Clearly, the trustee or debtor will be able to comply with the procedures established under §102 only if sufficient funds are available. Therefore, it may be appropriate to modify §102 to allow the trustee to abandon all medical records in the event that the trustee is unable to comply with federal law, state law or the procedures established under §102.
When a health care facility closes, presumably patients are transferred to neighboring facilities that are able to provide appropriate care for the patients. Unfortunately, under current federal and state law, it is not clear that patients will be transferred to appropriate new facilities. When a health care facility closes, state health care departments are required to assist patients in locating a new health care facility only in a minority of states. In most states, the health care facility that is closing must locate appropriate new facilities for the patients.
Section 105 of S. 1914 imposes a duty on trustees to use their reasonable and best efforts to transfer patients to another health care business that is in the vicinity of the closing health care facility, provides the patient with services substantially similar to those provided by the closing health care facility and maintains a reasonable quality of patient care. This section protects the interests of patients while also providing some guidance to trustees concerning their duties in transferring patients.

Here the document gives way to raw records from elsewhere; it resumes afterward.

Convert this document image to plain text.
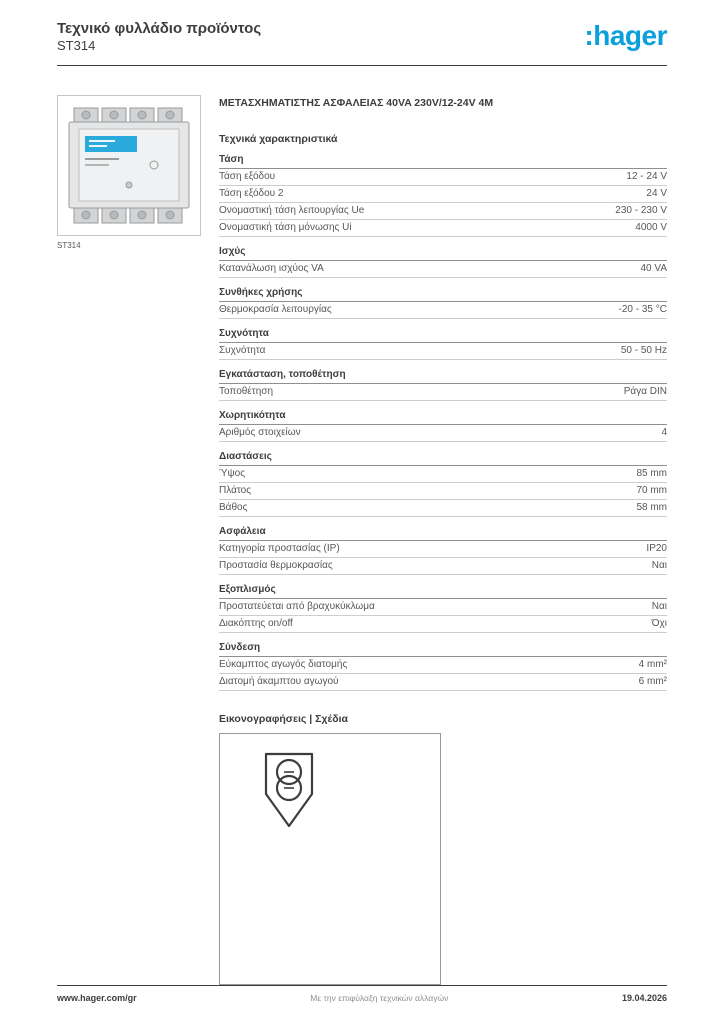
Τεχνικό φυλλάδιο προϊόντος
ST314	:hager
ST314
ΜΕΤΑΣΧΗΜΑΤΙΣΤΗΣ ΑΣΦΑΛΕΙΑΣ 40VA 230V/12-24V 4M
Τεχνικά χαρακτηριστικά
Τάση
Τάση εξόδου	12 - 24 V
Τάση εξόδου 2	24 V
Ονομαστική τάση λειτουργίας Ue	230 - 230 V
Ονομαστική τάση μόνωσης Ui	4000 V
Ισχύς
Κατανάλωση ισχύος VA	40 VA
Συνθήκες χρήσης
Θερμοκρασία λειτουργίας	-20 - 35 °C
Συχνότητα
Συχνότητα	50 - 50 Hz
Εγκατάσταση, τοποθέτηση
Τοποθέτηση	Ράγα DIN
Χωρητικότητα
Αριθμός στοιχείων	4
Διαστάσεις
Ύψος	85 mm
Πλάτος	70 mm
Βάθος	58 mm
Ασφάλεια
Κατηγορία προστασίας (IP)	IP20
Προστασία θερμοκρασίας	Ναι
Εξοπλισμός
Προστατεύεται από βραχυκύκλωμα	Ναι
Διακόπτης on/off	Όχι
Σύνδεση
Εύκαμπτος αγωγός διατομής	4 mm²
Διατομή άκαμπτου αγωγού	6 mm²
Εικονογραφήσεις | Σχέδια
www.hager.com/gr	Με την επιφύλαξη τεχνικών αλλαγών	19.04.2026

The Cost of Closing a Health Care Facility
Under the Bankruptcy Code, trustees are fiduciaries to creditors. When properly closing a health care facility by disposing of medical records to ensure confidentiality and transferring patients to new facilities to maintain the quality of patient care, a trustee is acting for the benefit of the current and former patients—not creditors. Trustees, therefore, may be concerned that they will not be reimbursed by the estate for costs incurred in closing a health care facility. See Oregon v. Witcosky In re Allen Care Centers Inc., 96 F.3d 1328 (9th Cir. 1996) (state's actions in closing a health care facility provided no benefit to the estate, and, therefore, the state's request for a $200,000 administrative expense claim was denied).
Under §103 of S. 1914, any costs and expenses incurred by a fiduciary in closing a health care facility will be reimbursed by the estate as an administrative priority claim. Therefore, §103 encourages trustees to comply with federal and state laws concerning closing a health care facility, disposing of patient records and transferring patients.
The Patient Advocate
Patients often are greatly affected by health care bankruptcy cases, but they have no standing or voice in the bankruptcy case. It is imperative that patients be provided a voice in health care bankruptcy cases in the event that the patients' rights are not being protected and patients are not receiving appropriate medical care.
Section 104 of the bill requires the appointment of an ombudsman within 30 days after commencement of a bankruptcy case by a health care business. The ombudsman is required to monitor the quality of patient care and to report to the bankruptcy court every 60 days concerning the quality of patient care. In the interim, if any serious matters arise and the quality of patient care declines significantly or is otherwise materially compromised, the ombudsman may notify the court, by report or motion, with notice to the appropriate parties.
S. 1914 clearly has addressed a void under federal and state law concerning the manner in which a health care facility should be closed. Further, S. 1914 advances the rights of patients by giving them a voice in the bankruptcy case and by providing appropriate procedures for the disposal of patient records and the transfer of patients when a health care facility closes. With the increase in health care industry failures, S. 1914, if enacted, will be critical to protecting the right of patients during the liquidation or reorganization of a health care facility.